À l’opposé de cette position très universitaire et philosophique, on retrouve Frank Lao et son essai Décolonisons-nous qui paraît aux éditions JC Lattès. L’auteur est le créateur du compte Instagram du même nom. Au départ de son projet, il y a le constat de ce qu’il subit tous les jours : le racisme quotidien. Bien que Français nés de parents laotiens, il est identifié comme Chinois en permanence. Ainsi qu’il l’explique dès les premières lignes, à 9 ans, son père meurt des suites d’une transfusion, victime de l’affaire du sang contaminé. Partant de ces deux faits qui le constituent, Frank Lao remonte à l’origine du problème, selon lui : la colonisation française et ses répercussions aujourd’hui (racisme « ordinaire », violences policières, inégalités de traitement). Son compte Instagram est alimenté de ses réflexions personnelles mais également des témoignages de ses lectrices et lecteurs. Ce sont les quatre ans de partages et de discussions à travers les réseaux sociaux qui font la sève de cet essai. Frank Lao nous offre ainsi un témoignage et une réflexion de concerné qui ouvrent la porte à un travail essentiel, dans lequel chacun pourra apporter sa pierre, de là où il est : celui d’interroger notre Histoire collective dans sa globalité, hors des clivages partisans.

Et c’est également d’Histoire collective qu’il est question dans Notre France noire de A à Z d’Alain Mabanckou, Pascal Blanchard et Abdourahman Waberi qui paraît aux éditions Fayard.
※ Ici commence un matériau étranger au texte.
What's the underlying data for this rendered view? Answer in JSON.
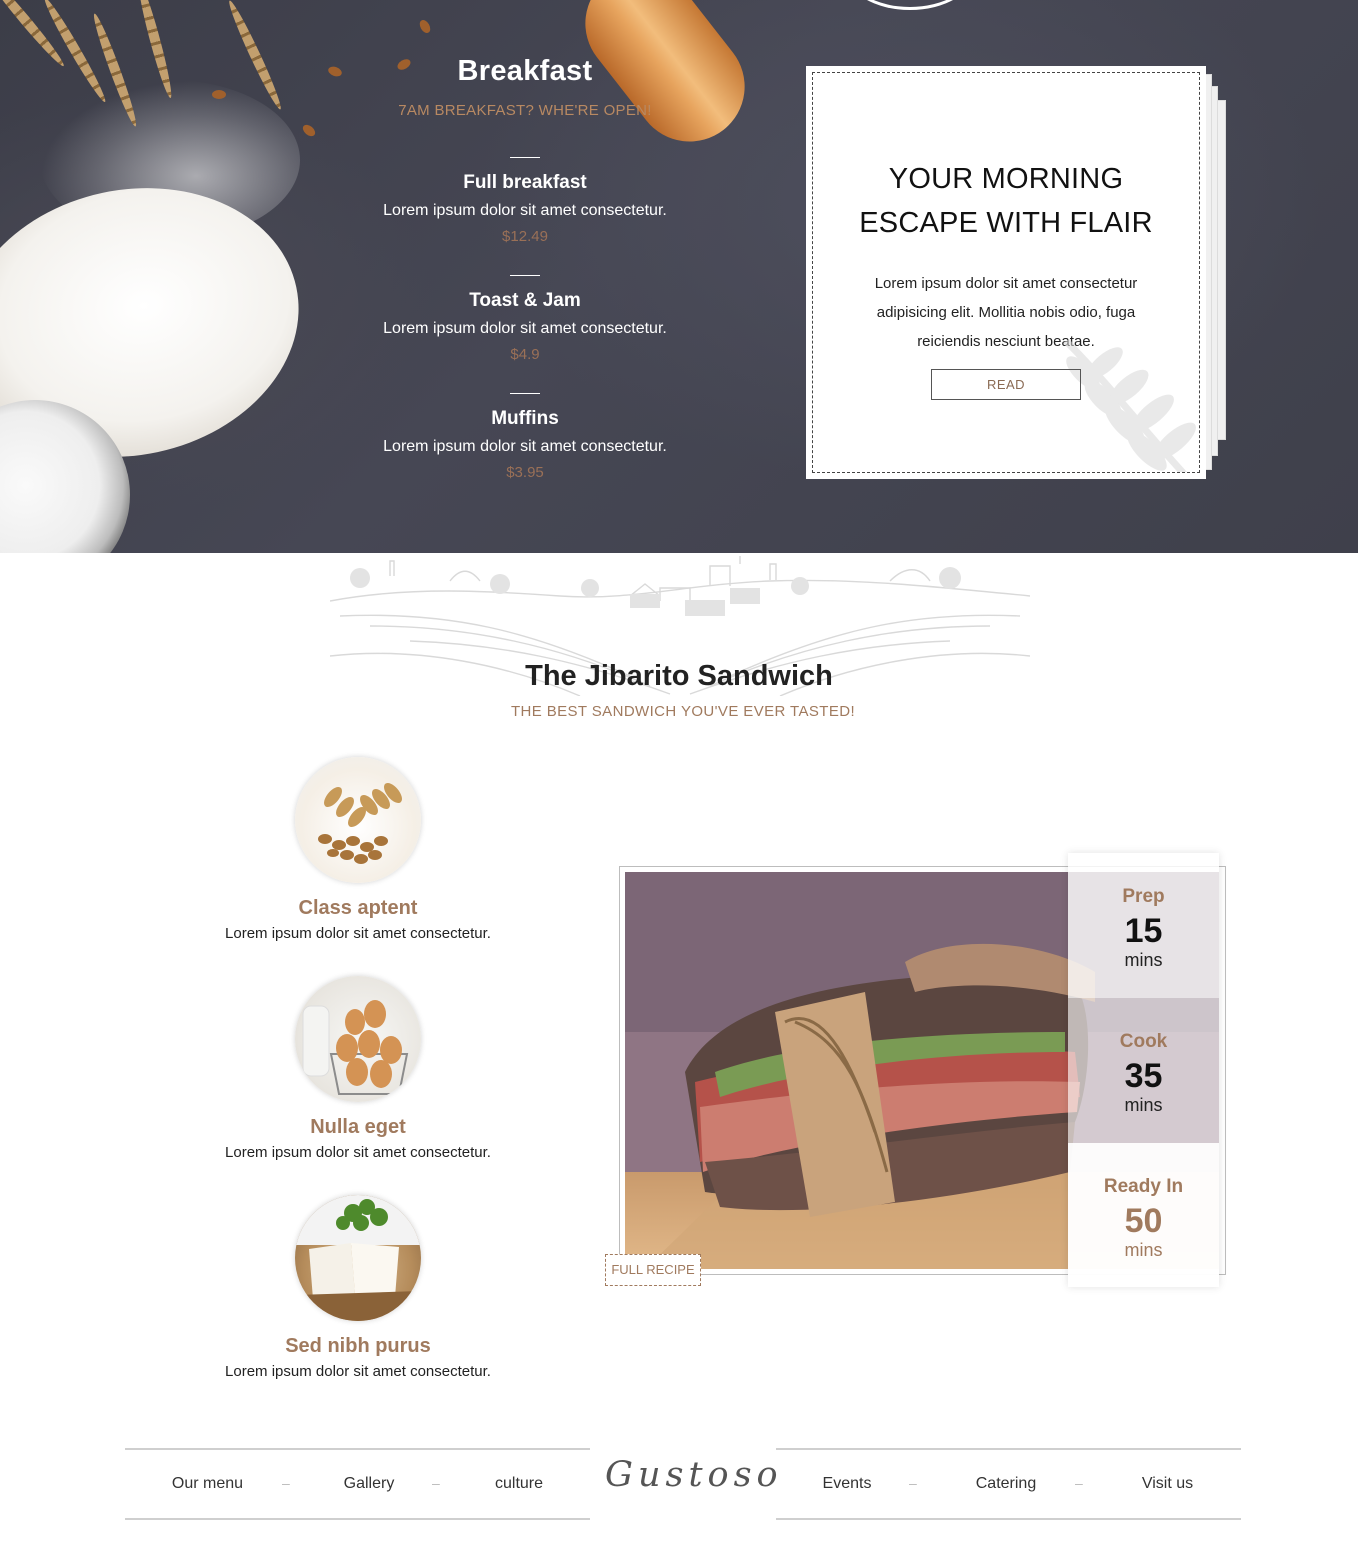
{
  "breakfast_menu": {
    "title": "Breakfast",
    "subtitle": "7AM BREAKFAST? WHE'RE OPEN!",
    "items": [
      {
        "name": "Full breakfast",
        "description": "Lorem ipsum dolor sit amet consectetur.",
        "price": "$12.49"
      },
      {
        "name": "Toast & Jam",
        "description": "Lorem ipsum dolor sit amet consectetur.",
        "price": "$4.9"
      },
      {
        "name": "Muffins",
        "description": "Lorem ipsum dolor sit amet consectetur.",
        "price": "$3.95"
      }
    ]
  },
  "promo_card": {
    "title_line1": "YOUR MORNING",
    "title_line2": "ESCAPE WITH FLAIR",
    "text": "Lorem ipsum dolor sit amet consectetur adipisicing elit. Mollitia nobis odio, fuga reiciendis nesciunt beatae.",
    "button_label": "READ"
  },
  "recipe_section": {
    "title": "The Jibarito Sandwich",
    "subtitle": "THE BEST SANDWICH YOU'VE EVER TASTED!",
    "features": [
      {
        "name": "Class aptent",
        "description": "Lorem ipsum dolor sit amet consectetur.",
        "icon": "wheat-grain-photo"
      },
      {
        "name": "Nulla eget",
        "description": "Lorem ipsum dolor sit amet consectetur.",
        "icon": "eggs-photo"
      },
      {
        "name": "Sed nibh purus",
        "description": "Lorem ipsum dolor sit amet consectetur.",
        "icon": "cheese-photo"
      }
    ],
    "full_recipe_label": "FULL RECIPE",
    "times": [
      {
        "label": "Prep",
        "value": "15",
        "unit": "mins"
      },
      {
        "label": "Cook",
        "value": "35",
        "unit": "mins"
      },
      {
        "label": "Ready In",
        "value": "50",
        "unit": "mins"
      }
    ]
  },
  "footer_nav": {
    "left": [
      "Our menu",
      "Gallery",
      "culture"
    ],
    "logo": "Gustoso",
    "right": [
      "Events",
      "Catering",
      "Visit us"
    ],
    "separator": "–"
  },
  "colors": {
    "accent": "#a07a5e",
    "hero_background": "#42434f",
    "price": "#9a7057"
  }
}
Le pari de cet ouvrage collectif est le suivant : proposer aux lectrices et aux lecteurs qui n’auraient pas encore leur « brevet de la France noire », comme l’appelle les trois auteurs, de prendre un chemin de traverse pour découvrir à travers 200 occurrences aussi bien une chanson, qu’un livre, un documentaire, un souvenir personnel. Autant d’occurrences qui, mises bout à bout, forment le paysage de la France noire. Des notices qui n’enlèvent rien, ni à l’obscurité, ni à la lumière de l’Histoire de la France mais qui au contraire la replacent dans toute son entièreté historique et géographique. Les trois auteurs nous parleront ici aussi bien de Joséphine Baker, des kanaks, de Toussaint Louverture, de la « Vénus Noire » d’Abdelattif Kechiche, de Kassav, de Chris Marker ou de déboulonnage de statues.

Enfin, ce sont de ces statues dont il sera beaucoup question dans Dé-commémoration, Quand le monde déboulonne des statues et renomme des rues, dirigé par Sarah Gensburger et Jenny Wüstenberg, qui paraît aux éditions Fayard également. Les deux directrices de cet essai ont réuni une cinquantaine de chercheuses et de chercheurs en sciences sociales à travers le monde qui travaillent sur le sujet de la dé-commémoration. Alors que certains débats nationaux sur ces sujets peuvent devenir crispants, cet ouvrage permet de dézoomer à l’échelle de la planète et de chercher le point de vue d’autres peuples, d’autres pays et donc d’autres situations que la nôtre, mais également de reprendre ce sujet d’un point de vue historique et de reculer un peu dans le temps pour voir ce qu’on en disait à d’autres périodes de l’Histoire. Ainsi les lectrices et lecteurs peuvent partir, au gré des articles, en Roumanie post 1989 où une rue sur dix en moyenne a été renommée, en Afrique du Sud en 2015 pour réfléchir au mouvement #RhodesMustFalls qui suit la dégradation de la statue de Cecil Rhodes par un étudiant ou, plus près de nous, à Bordeaux, où la ville doit faire face à son passé de « ville négrière ». Autant de sujets historiquement et géographiquement éloignés qu’il convient d’explorer pour mieux comprendre pourquoi les réactions sont différentes suivant les pays, les passés, les gouvernements.

Ces quatre ouvrages, aussi différents soient-ils, nous forcent à constater que ces sujets passionnent aussi bien les universitaires que le « grand public », et qu’autrices et auteurs cherchent à proposer au plus grand nombre des pistes de réflexion. Et s’il est nécessaire aujourd’hui de s’emparer de cette question pour mieux comprendre le monde de demain, les sciences humaines et la littérature continuent à nous donner accès à des thèses et des textes, parfois généralistes et parfois plus personnels, mais toujours argumentés et sourcés, pour nous aiguiller à travers l’actualité d’aujourd’hui mais également celle de demain.